Plainsman Clays, for example, publishes dry and fired shrinkage data for their clay bodies. The former is the shrinkage from wet-to-dry. The latter is the shrinkage from dry-to-fired. You cannot add the dry and fired numbers together to get the total because the two are based on different starting points. Consider this example: 6.25 dry shrinkage + 6.66 fired = 12.9 whereas the actual total shrinkage is 12.5%. Shown is the way to calculate the total shrinkage correctly if you only have drying and fired values (thanks to Tom Hittie for deriving this for us). Of course no one is going to bother actually doing this calculation! So just remember that the actual total is a little less than adding the two together.

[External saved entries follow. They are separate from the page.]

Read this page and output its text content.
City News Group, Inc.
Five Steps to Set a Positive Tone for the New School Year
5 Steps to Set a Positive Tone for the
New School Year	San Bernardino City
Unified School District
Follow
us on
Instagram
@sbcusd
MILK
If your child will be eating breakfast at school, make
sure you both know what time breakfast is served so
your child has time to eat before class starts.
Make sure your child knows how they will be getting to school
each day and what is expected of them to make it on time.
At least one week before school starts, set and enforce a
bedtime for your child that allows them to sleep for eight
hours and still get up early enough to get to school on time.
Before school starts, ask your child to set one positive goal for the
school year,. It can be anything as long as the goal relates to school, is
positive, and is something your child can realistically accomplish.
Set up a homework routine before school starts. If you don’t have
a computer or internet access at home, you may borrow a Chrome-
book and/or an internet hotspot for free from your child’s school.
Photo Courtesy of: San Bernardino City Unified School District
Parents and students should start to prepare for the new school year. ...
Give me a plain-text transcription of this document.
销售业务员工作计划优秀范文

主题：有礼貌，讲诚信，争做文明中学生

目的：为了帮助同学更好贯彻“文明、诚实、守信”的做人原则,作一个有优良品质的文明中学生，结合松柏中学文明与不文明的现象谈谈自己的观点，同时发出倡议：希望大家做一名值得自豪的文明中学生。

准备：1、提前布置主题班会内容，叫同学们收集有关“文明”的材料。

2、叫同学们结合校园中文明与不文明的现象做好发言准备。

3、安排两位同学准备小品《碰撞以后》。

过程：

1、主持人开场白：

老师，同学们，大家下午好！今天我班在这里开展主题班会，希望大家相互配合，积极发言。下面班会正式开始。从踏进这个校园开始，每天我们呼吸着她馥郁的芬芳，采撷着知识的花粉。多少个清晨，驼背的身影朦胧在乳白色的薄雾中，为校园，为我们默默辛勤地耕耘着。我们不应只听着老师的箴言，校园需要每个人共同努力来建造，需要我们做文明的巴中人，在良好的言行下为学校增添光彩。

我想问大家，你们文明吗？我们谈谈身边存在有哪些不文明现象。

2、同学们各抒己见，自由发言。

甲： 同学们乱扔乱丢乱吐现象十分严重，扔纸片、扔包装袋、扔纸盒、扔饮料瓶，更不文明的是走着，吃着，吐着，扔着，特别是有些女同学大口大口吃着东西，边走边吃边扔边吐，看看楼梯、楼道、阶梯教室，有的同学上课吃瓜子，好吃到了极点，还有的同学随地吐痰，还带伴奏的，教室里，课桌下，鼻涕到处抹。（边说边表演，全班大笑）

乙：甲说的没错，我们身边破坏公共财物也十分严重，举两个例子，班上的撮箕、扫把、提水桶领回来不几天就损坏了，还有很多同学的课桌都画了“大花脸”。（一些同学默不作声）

This photo shows a method we used to use for adding CMC gum solution to glazes to make them brushable, this made it possible to produce high specific gravity slurries. But we don't do it this way any more. The reason is that kitchen blender. It can mix a slurry containing gum powders quickly and thoroughly, even on low speed. There is another thing we also do now: Make low specific gravity glazes, they are more brushable. That can be accomplished by also adding Veegum (it also gels the slurry). Commercial brushing glazes are made this way, that is why they often require many coats to get adequate thickness. In this example of cone 6 black G3914A, we added 5g Veegum and 5g of CMC gum to 340g of ball milled glaze powder. After shaking it together in a plastic bag and adding it to 440g of water the blender turns it into a gelled slurry that is a delight to paint with. This process produced just the right amount to fill a 500ml jar.

This is the G3914A recipe on Plainsman M340 test tiles. They were fired at cone 04 using the PLC6DS schedule. We tested them in four different caustic liquids (using the GLLE test), there is no sign of leaching on any of them. This recipe contains only 4% black stain, that is enough to stain the base GA6-B glaze to a jet black. The surface has a unique iridescence not found in any other glossy black we have used.